Grammar File Format (.y)

The grammar specification file has three sections separated by %%:

DECLARATIONS
%%
RULES
%%
USER CODE

Declarations Section

Prologue Code

Code in %{ and %} is copied to the output:

%{
#include <stdio.h>
#include <math.h>
extern int yylex();
void yyerror(const char *s);
%}

Token Declarations

Declare terminal symbols with %token:

%token NUMBER
%token PLUS MINUS TIMES DIVIDE
%token LPAREN RPAREN

Tokens with types:

%token <ival> NUMBER
%token <str> IDENTIFIER

Union Declaration

Define the semantic value type:

%union {
    int ival;
    double dval;
    char *str;
}

Type Declarations

Assign types to non-terminals:

%type <dval> expr term factor

Precedence Declarations

Declare operator precedence and associativity:

%left PLUS MINUS
%left TIMES DIVIDE
%right POWER
%nonassoc UMINUS
  • %left: Left-associative
  • %right: Right-associative
  • %nonassoc: Non-associative (error on chaining)
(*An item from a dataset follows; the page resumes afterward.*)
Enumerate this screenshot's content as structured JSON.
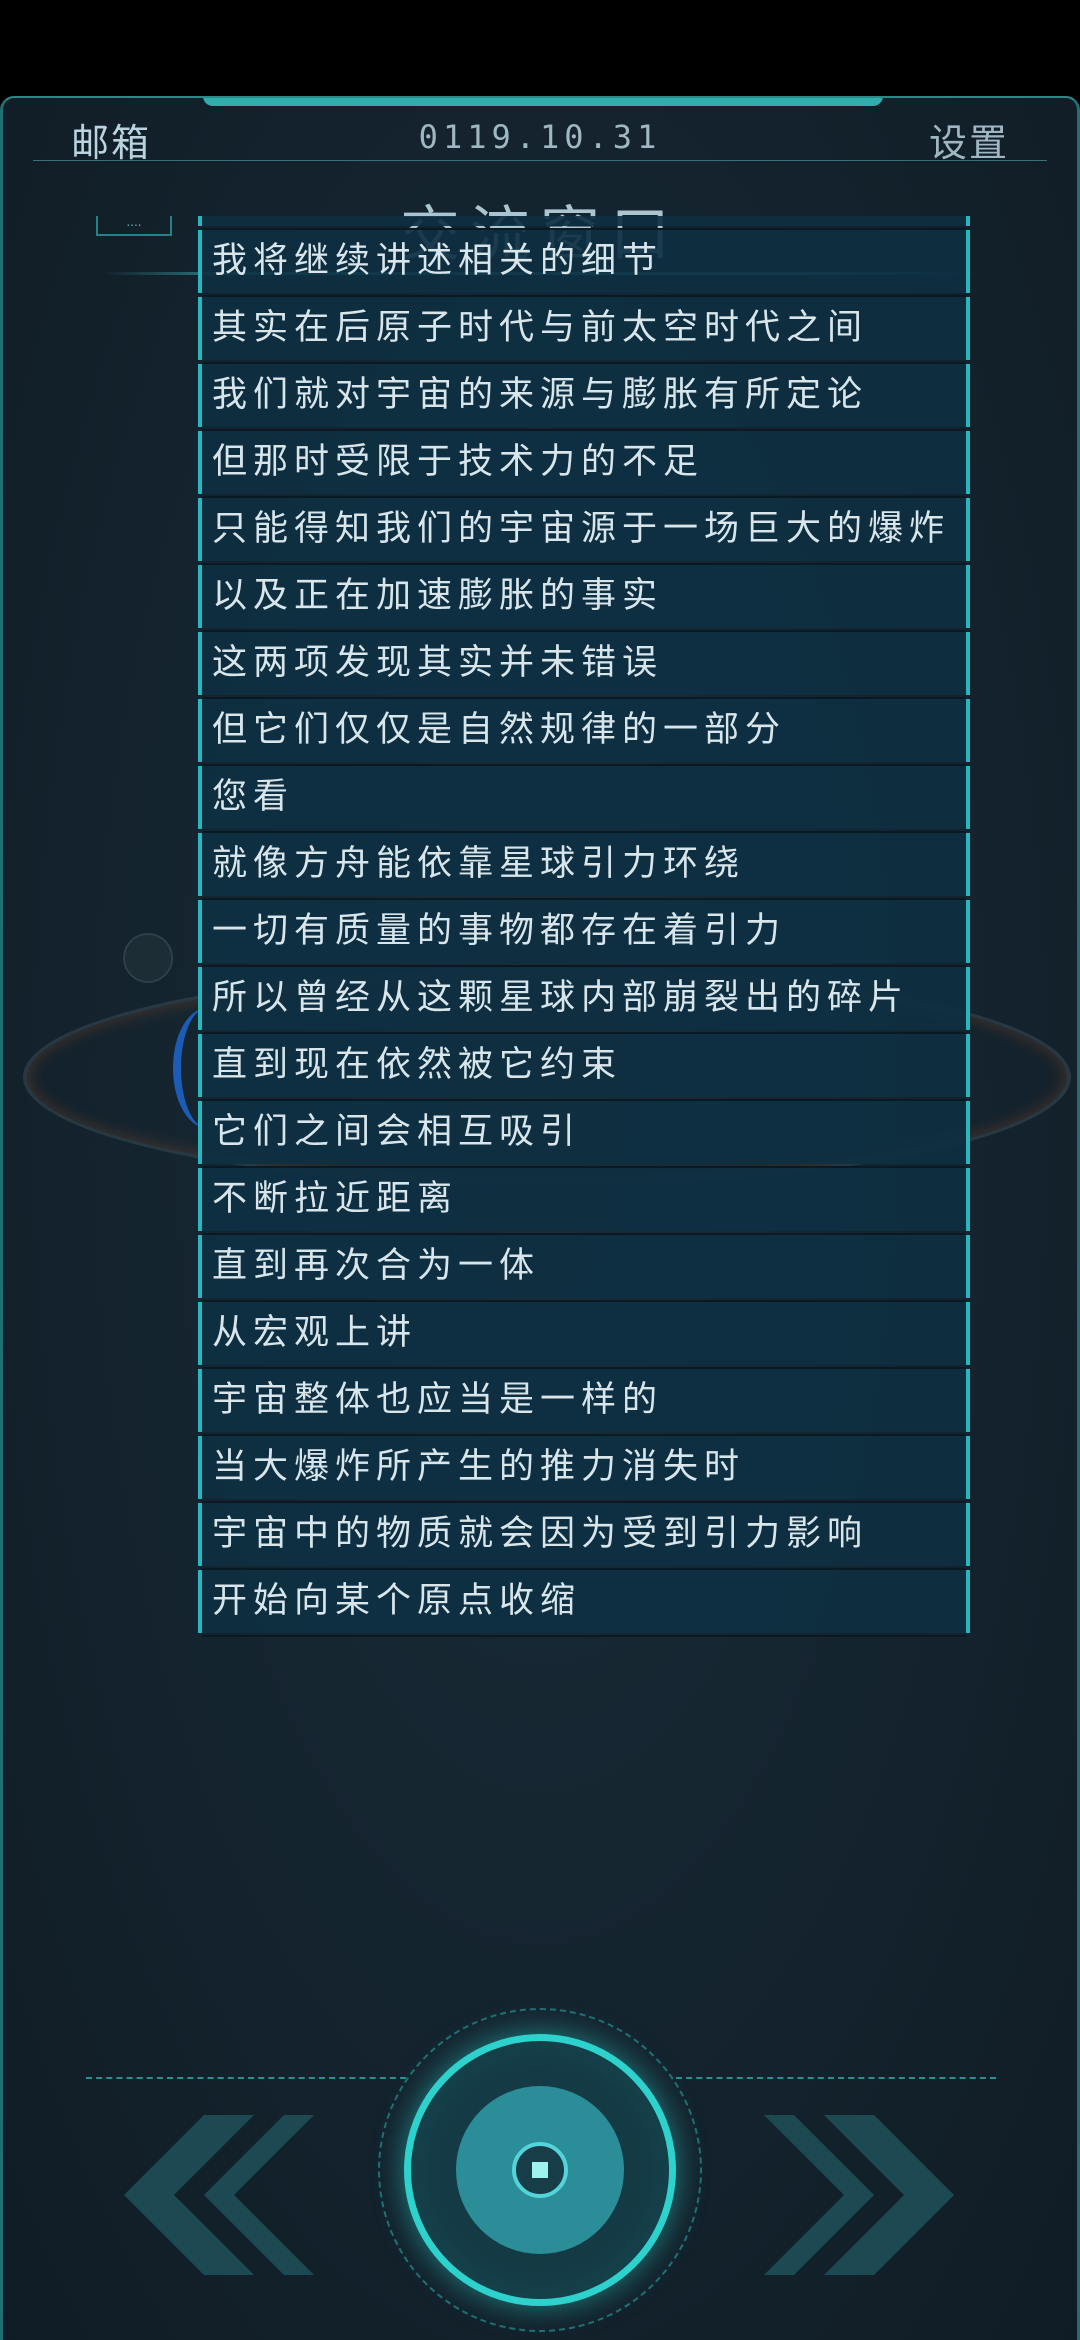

Later declarations have higher precedence.

Start Symbol

Specify the grammar's start symbol:

%start program

If omitted, the left-hand side of the first rule is used.

Rules Section

Production rules define the grammar:

%%

program:
    statement_list
    ;

statement_list:
    statement
    | statement_list statement
    ;

statement:
    expr SEMICOLON      { printf("Result: %d\n", $1); }
    | error SEMICOLON   { yyerrok; }
    ;

expr:
    expr PLUS expr      { $$ = $1 + $3; }
    | expr MINUS expr   { $$ = $1 - $3; }
    | NUMBER            { $$ = $1; }
    ;

%%

Rule Syntax

nonterminal:
    production1     { action1 }
    | production2   { action2 }
    ;

Empty Productions

Use /* empty */ or nothing:

optional_items:
    /* empty */
    | item_list
    ;

User Code Section

Auxiliary functions copied to the output:

%%

void yyerror(const char *s) {
    fprintf(stderr, "Error: %s\n", s);
}

int main() {
    return yyparse();
}